To repeat a point I have made before, as individuals pass through the four levels from feelings to ideas, in a few years we take the same tentative, halting steps taken by our species over thousands of years. We make the same mistakes, get stuck in the same places.

We can read the histories of people who tried to move from pure feeling to reason, but who got stuck along the way as a persuasive leader enlisted their feelings in service of his cause. In my opinion, it is better to remain in the realm of feeling than to begin a journey toward reason that stops at belief. All great tyrants of history have been able to stir the emotions of a few travelers along this intellectual path, stop them in their tracks, and fix their attention on him.

Some may think feeling stands opposed to reason, but nothing could be further from the truth. Many artists, writers and scientists report the most wonderful mixture of intense feeling and creative thought as they shape their personal gift to the store of human knowledge.
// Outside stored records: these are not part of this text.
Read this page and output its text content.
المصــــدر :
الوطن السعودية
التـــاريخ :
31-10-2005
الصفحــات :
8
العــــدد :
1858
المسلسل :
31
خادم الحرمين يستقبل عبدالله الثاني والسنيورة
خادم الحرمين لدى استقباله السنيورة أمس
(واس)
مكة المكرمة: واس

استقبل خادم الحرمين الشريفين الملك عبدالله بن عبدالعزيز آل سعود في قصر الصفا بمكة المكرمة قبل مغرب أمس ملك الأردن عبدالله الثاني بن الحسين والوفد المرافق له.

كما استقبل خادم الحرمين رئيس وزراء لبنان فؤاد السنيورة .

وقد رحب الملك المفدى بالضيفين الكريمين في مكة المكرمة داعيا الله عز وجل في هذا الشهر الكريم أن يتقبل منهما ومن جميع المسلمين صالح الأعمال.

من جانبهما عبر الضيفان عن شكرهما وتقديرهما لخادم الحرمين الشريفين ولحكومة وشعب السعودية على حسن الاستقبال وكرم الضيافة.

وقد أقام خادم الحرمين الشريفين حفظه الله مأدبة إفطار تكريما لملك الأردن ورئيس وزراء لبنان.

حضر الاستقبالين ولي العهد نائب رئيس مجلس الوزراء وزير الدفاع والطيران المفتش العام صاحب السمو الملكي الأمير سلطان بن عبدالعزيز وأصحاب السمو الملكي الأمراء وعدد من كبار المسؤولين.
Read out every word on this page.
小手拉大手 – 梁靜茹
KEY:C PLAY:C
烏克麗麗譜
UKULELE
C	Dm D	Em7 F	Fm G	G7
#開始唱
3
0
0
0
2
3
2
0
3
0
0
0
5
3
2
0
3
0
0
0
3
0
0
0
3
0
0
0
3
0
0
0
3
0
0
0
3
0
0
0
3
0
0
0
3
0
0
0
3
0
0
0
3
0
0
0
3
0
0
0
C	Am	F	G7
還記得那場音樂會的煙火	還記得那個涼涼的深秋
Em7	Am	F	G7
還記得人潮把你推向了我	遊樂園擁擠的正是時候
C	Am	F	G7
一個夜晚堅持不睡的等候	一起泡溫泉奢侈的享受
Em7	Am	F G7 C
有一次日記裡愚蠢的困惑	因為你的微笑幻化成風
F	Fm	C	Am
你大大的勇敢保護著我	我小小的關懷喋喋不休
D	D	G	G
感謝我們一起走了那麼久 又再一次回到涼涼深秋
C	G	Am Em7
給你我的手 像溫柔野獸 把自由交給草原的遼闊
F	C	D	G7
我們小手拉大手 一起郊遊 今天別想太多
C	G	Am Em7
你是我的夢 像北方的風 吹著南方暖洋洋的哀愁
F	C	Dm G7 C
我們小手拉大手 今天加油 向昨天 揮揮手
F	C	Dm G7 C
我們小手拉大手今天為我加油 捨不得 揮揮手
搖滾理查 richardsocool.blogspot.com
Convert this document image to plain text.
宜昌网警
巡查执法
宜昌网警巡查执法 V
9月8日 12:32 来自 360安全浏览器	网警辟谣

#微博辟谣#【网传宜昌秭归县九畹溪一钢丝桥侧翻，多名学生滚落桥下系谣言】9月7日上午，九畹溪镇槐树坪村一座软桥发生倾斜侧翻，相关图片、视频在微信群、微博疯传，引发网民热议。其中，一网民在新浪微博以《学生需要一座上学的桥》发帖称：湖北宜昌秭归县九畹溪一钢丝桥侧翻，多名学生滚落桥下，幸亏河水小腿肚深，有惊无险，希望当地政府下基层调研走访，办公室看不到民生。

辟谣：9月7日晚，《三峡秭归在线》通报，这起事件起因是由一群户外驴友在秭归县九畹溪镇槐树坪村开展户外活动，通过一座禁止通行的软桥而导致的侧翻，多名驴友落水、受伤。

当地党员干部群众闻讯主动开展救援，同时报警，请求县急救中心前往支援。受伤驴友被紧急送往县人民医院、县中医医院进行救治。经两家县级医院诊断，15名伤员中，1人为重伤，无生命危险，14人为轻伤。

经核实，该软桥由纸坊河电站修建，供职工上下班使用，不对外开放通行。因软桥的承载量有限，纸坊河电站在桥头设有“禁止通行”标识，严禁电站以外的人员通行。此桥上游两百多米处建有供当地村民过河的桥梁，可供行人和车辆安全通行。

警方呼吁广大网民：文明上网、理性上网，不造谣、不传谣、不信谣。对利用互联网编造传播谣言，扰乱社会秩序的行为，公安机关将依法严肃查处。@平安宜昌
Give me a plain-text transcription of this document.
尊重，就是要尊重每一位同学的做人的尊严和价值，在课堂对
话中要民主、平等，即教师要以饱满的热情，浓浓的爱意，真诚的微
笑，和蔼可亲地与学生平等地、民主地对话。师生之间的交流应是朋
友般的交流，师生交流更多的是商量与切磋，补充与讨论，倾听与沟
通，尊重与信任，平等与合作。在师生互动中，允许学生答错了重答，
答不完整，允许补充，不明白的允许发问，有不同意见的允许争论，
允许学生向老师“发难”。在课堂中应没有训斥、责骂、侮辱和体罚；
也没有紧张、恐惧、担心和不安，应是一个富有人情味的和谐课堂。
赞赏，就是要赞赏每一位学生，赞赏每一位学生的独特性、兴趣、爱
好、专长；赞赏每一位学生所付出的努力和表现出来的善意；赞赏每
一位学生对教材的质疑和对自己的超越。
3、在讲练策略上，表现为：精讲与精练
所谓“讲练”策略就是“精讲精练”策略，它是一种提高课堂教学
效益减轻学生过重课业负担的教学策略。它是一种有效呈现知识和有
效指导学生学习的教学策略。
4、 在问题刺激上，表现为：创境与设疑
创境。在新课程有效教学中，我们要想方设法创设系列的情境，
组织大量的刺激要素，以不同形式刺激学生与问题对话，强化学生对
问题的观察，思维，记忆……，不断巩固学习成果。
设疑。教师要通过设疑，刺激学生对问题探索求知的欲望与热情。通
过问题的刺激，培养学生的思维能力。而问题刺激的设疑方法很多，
Nobel Prizewinner Richard Feynman said, “To those who do not know mathematics it is difficult to get across a real feeling as to the beauty, the deepest beauty, of nature ... If you want to learn about nature, to appreciate nature, it is necessary to understand the language that she speaks in.” Many scientists say similar things — they see no conflict at all between the highest intellectual levels and the most profound emotions.

Some creative people are able to appeal directly to feeling, without any translation required. Music and poetry are just two examples of arts that possess this property — they appeal directly to emotion, largely bypassing the human brain's "higher" centers. Russian composer Sergei Rachmaninoff wrote a number of pieces of music with just this quality — a direct, rich appeal to human emotion. Rachmaninoff's intensely emotional work "Vocalise" is a good example, one I regularly recommend to students of classsical music.

It is important to realize many works possess emotional content we don't consciously understand, even while we are experiencing it. Much of modern advertising relies on this effect — advertisers do all they can to tell you to buy something without actually telling you. How many people, when told they cannot afford not to own brand X, simply say, “Oh, yes I can!” Or, when they hear, “It's on SALE!” can say “Well, I'm not!”

But the most important thing to understand about feeling is that it is an individual experience. If we all listen to a piece of music, or read a poem, each of us may have a different personal experience. Even when we think we are having the same feeling, we can be mistaken. Here is a joke about such a mistake: An optimist and a pessimist decide to have a debate. The optimist jumps up and says, “This is the best of all possible worlds!” The pessimist says, “Yeah!” Both think they've won the debate, so they go home.

This is why feeling alone cannot sustain a human being — it is entirely subjective. This is why feeling can only be the foundation on which a complete structure is built. This is why it is the first of four levels.